COVID-19 death toll at central Virginia long-term care facility rises to 32
Four additional residents at Canterbury Rehabilitation & Healthcare Center in Henrico have died due to COVID-19, bringing the total number of deaths to 32 as of Tuesday afternoon.
There are currently 84 in-house or hospitalized Canterbury residents who have tested positive for COVID-19, the center says. They are being treated at the hospital or on-site, per guidance from the Henrico County Health Department.
Here’s a breakdown of the cases:
• 35 of the positive residents are asymptomatic carriers who show no signs of being ill
• 49 residents are experiencing COVID-19 related symptoms that range from mild to severe
• 35 Canterbury residents have tested negative for COVID-19
• 25 staff members have tested positive and some are still awaiting test results
The four deaths confirmed on April 7 bring the total at the facility to 32.
Canterbury Health and The Henrico Health Department says families were notified of the test results Thursday morning.
“In a long-term care facility, you’re in a unique circumstance where there’s high touch and a lot of going from one patient to another with a high volume of healthcare workers,” said Richmond and Henrico Health Director Dr. Danny Avula.
Eight more residents of a Virginia long-term care facility who tested positive for coronavirus have died, bringing the death toll amid the outbreak to 28, the facility's administrator said Monday.
Deaths at the Canterbury Rehabilitation & Healthcare Center in Henrico County have continued to mount since health officials tested every resident last week due to the scope of the outbreak. That testing showed roughly two thirds of the residents had the virus.

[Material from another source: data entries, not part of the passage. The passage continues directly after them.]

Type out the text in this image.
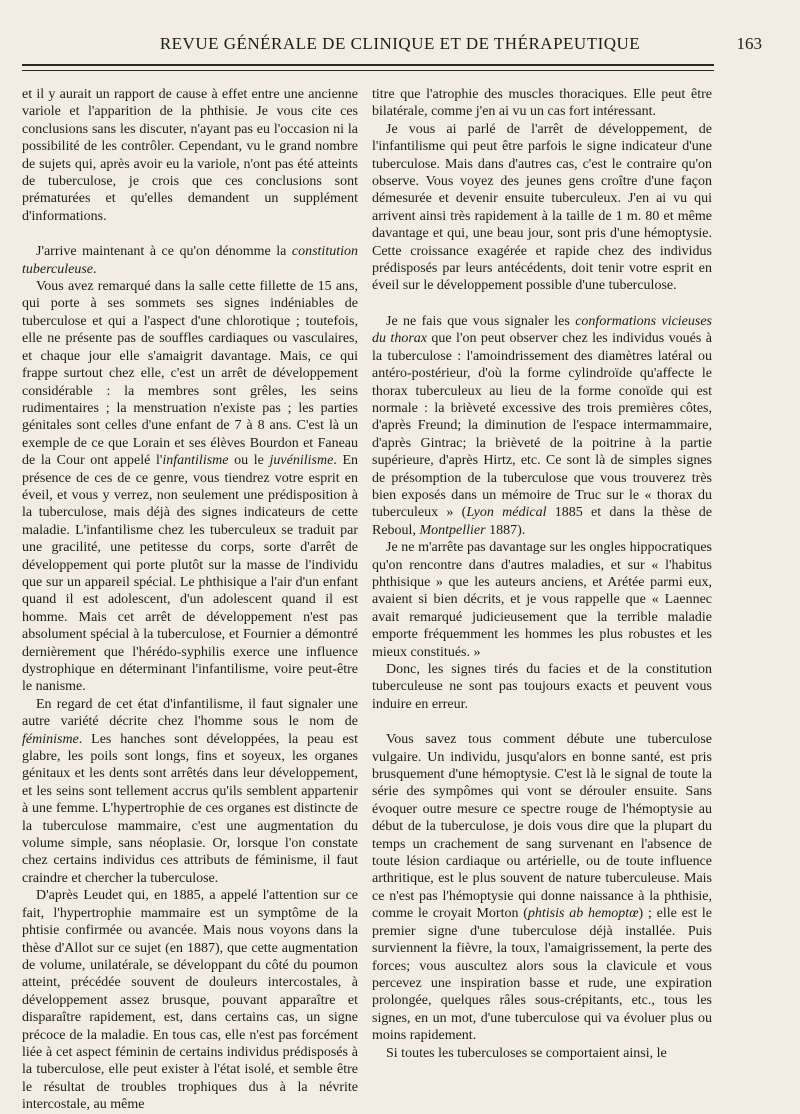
REVUE GÉNÉRALE DE CLINIQUE ET DE THÉRAPEUTIQUE	163

et il y aurait un rapport de cause à effet entre une ancienne variole et l'apparition de la phthisie. Je vous cite ces conclusions sans les discuter, n'ayant pas eu l'occasion ni la possibilité de les contrôler. Cependant, vu le grand nombre de sujets qui, après avoir eu la variole, n'ont pas été atteints de tuberculose, je crois que ces conclusions sont prématurées et qu'elles demandent un supplément d'informations.

J'arrive maintenant à ce qu'on dénomme la constitution tuberculeuse.

Vous avez remarqué dans la salle cette fillette de 15 ans, qui porte à ses sommets ses signes indéniables de tuberculose et qui a l'aspect d'une chlorotique ; toutefois, elle ne présente pas de souffles cardiaques ou vasculaires, et chaque jour elle s'amaigrit davantage. Mais, ce qui frappe surtout chez elle, c'est un arrêt de développement considérable : la membres sont grêles, les seins rudimentaires ; la menstruation n'existe pas ; les parties génitales sont celles d'une enfant de 7 à 8 ans. C'est là un exemple de ce que Lorain et ses élèves Bourdon et Faneau de la Cour ont appelé l'infantilisme ou le juvénilisme. En présence de ces de ce genre, vous tiendrez votre esprit en éveil, et vous y verrez, non seulement une prédisposition à la tuberculose, mais déjà des signes indicateurs de cette maladie. L'infantilisme chez les tuberculeux se traduit par une gracilité, une petitesse du corps, sorte d'arrêt de développement qui porte plutôt sur la masse de l'individu que sur un appareil spécial. Le phthisique a l'air d'un enfant quand il est adolescent, d'un adolescent quand il est homme. Mais cet arrêt de développement n'est pas absolument spécial à la tuberculose, et Fournier a démontré dernièrement que l'hérédo-syphilis exerce une influence dystrophique en déterminant l'infantilisme, voire peut-être le nanisme.

En regard de cet état d'infantilisme, il faut signaler une autre variété décrite chez l'homme sous le nom de féminisme. Les hanches sont développées, la peau est glabre, les poils sont longs, fins et soyeux, les organes génitaux et les dents sont arrêtés dans leur développement, et les seins sont tellement accrus qu'ils semblent appartenir à une femme. L'hypertrophie de ces organes est distincte de la tuberculose mammaire, c'est une augmentation du volume simple, sans néoplasie. Or, lorsque l'on constate chez certains individus ces attributs de féminisme, il faut craindre et chercher la tuberculose.

D'après Leudet qui, en 1885, a appelé l'attention sur ce fait, l'hypertrophie mammaire est un symptôme de la phtisie confirmée ou avancée. Mais nous voyons dans la thèse d'Allot sur ce sujet (en 1887), que cette augmentation de volume, unilatérale, se développant du côté du poumon atteint, précédée souvent de douleurs intercostales, à développement assez brusque, pouvant apparaître et disparaître rapidement, est, dans certains cas, un signe précoce de la maladie. En tous cas, elle n'est pas forcément liée à cet aspect féminin de certains individus prédisposés à la tuberculose, elle peut exister à l'état isolé, et semble être le résultat de troubles trophiques dus à la névrite intercostale, au même

titre que l'atrophie des muscles thoraciques. Elle peut être bilatérale, comme j'en ai vu un cas fort intéressant.

Je vous ai parlé de l'arrêt de développement, de l'infantilisme qui peut être parfois le signe indicateur d'une tuberculose. Mais dans d'autres cas, c'est le contraire qu'on observe. Vous voyez des jeunes gens croître d'une façon démesurée et devenir ensuite tuberculeux. J'en ai vu qui arrivent ainsi très rapidement à la taille de 1 m. 80 et même davantage et qui, une beau jour, sont pris d'une hémoptysie. Cette croissance exagérée et rapide chez des individus prédisposés par leurs antécédents, doit tenir votre esprit en éveil sur le développement possible d'une tuberculose.

Je ne fais que vous signaler les conformations vicieuses du thorax que l'on peut observer chez les individus voués à la tuberculose : l'amoindrissement des diamètres latéral ou antéro-postérieur, d'où la forme cylindroïde qu'affecte le thorax tuberculeux au lieu de la forme conoïde qui est normale : la brièveté excessive des trois premières côtes, d'après Freund; la diminution de l'espace intermammaire, d'après Gintrac; la brièveté de la poitrine à la partie supérieure, d'après Hirtz, etc. Ce sont là de simples signes de présomption de la tuberculose que vous trouverez très bien exposés dans un mémoire de Truc sur le « thorax du tuberculeux » (Lyon médical 1885 et dans la thèse de Reboul, Montpellier 1887).

Je ne m'arrête pas davantage sur les ongles hippocratiques qu'on rencontre dans d'autres maladies, et sur « l'habitus phthisique » que les auteurs anciens, et Arétée parmi eux, avaient si bien décrits, et je vous rappelle que « Laennec avait remarqué judicieusement que la terrible maladie emporte fréquemment les hommes les plus robustes et les mieux constitués. »

Donc, les signes tirés du facies et de la constitution tuberculeuse ne sont pas toujours exacts et peuvent vous induire en erreur.

Vous savez tous comment débute une tuberculose vulgaire. Un individu, jusqu'alors en bonne santé, est pris brusquement d'une hémoptysie. C'est là le signal de toute la série des sympômes qui vont se dérouler ensuite. Sans évoquer outre mesure ce spectre rouge de l'hémoptysie au début de la tuberculose, je dois vous dire que la plupart du temps un crachement de sang survenant en l'absence de toute lésion cardiaque ou artérielle, ou de toute influence arthritique, est le plus souvent de nature tuberculeuse. Mais ce n'est pas l'hémoptysie qui donne naissance à la phthisie, comme le croyait Morton (phtisis ab hemoptœ) ; elle est le premier signe d'une tuberculose déjà installée. Puis surviennent la fièvre, la toux, l'amaigrissement, la perte des forces; vous auscultez alors sous la clavicule et vous percevez une inspiration basse et rude, une expiration prolongée, quelques râles sous-crépitants, etc., tous les signes, en un mot, d'une tuberculose qui va évoluer plus ou moins rapidement.

Si toutes les tuberculoses se comportaient ainsi, le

“Our hearts go out to the families of those who have passed, and we deeply feel the loss within our community,” administrator Jeremiah Davis said in a statement Monday.
Thirty-four residents were experiencing symptoms ranging from moderate to mild, and 54 of the residents who tested positive were showing no sign of being ill, the statement said.
Across Virginia, the Virginia Department of Health reported nearly 2,900 confirmed cases and 54 deaths Monday, figures that state health commissioner Dr. Norman Oliver said at a news conference were “almost definitely an underestimate” to due a lack of widespread testing. The health department's totals are also reported with a lag time that means they likely would not include all of the Canterbury deaths.
Gov. Ralph Northam said at the news conference that state officials have been “working every angle” to buy more personal protective equipment, or PPE, which is in short supply both in Virginia and across the nation. He announced the state had executed a $27 million contract with a Virginia-based logistics company to provide PPE, with the first shipment expected in a week.
The announcement came the same day the Virginia Hospital & Healthcare Association reported that 11 hospitals would be experiencing difficulty in obtaining or replenishing PPE within the next three days.
Secretary of Public Safety and Homeland Security Brian Moran described the $27 million purchase as “substantial” but said Virginia's need still “clearly” surpasses it.
The number of COVID-19 cases among inmates and Department of Corrections workers also continued to rise. Nineteen offenders, eight employees and one contractor have tested positive, the department reported Monday.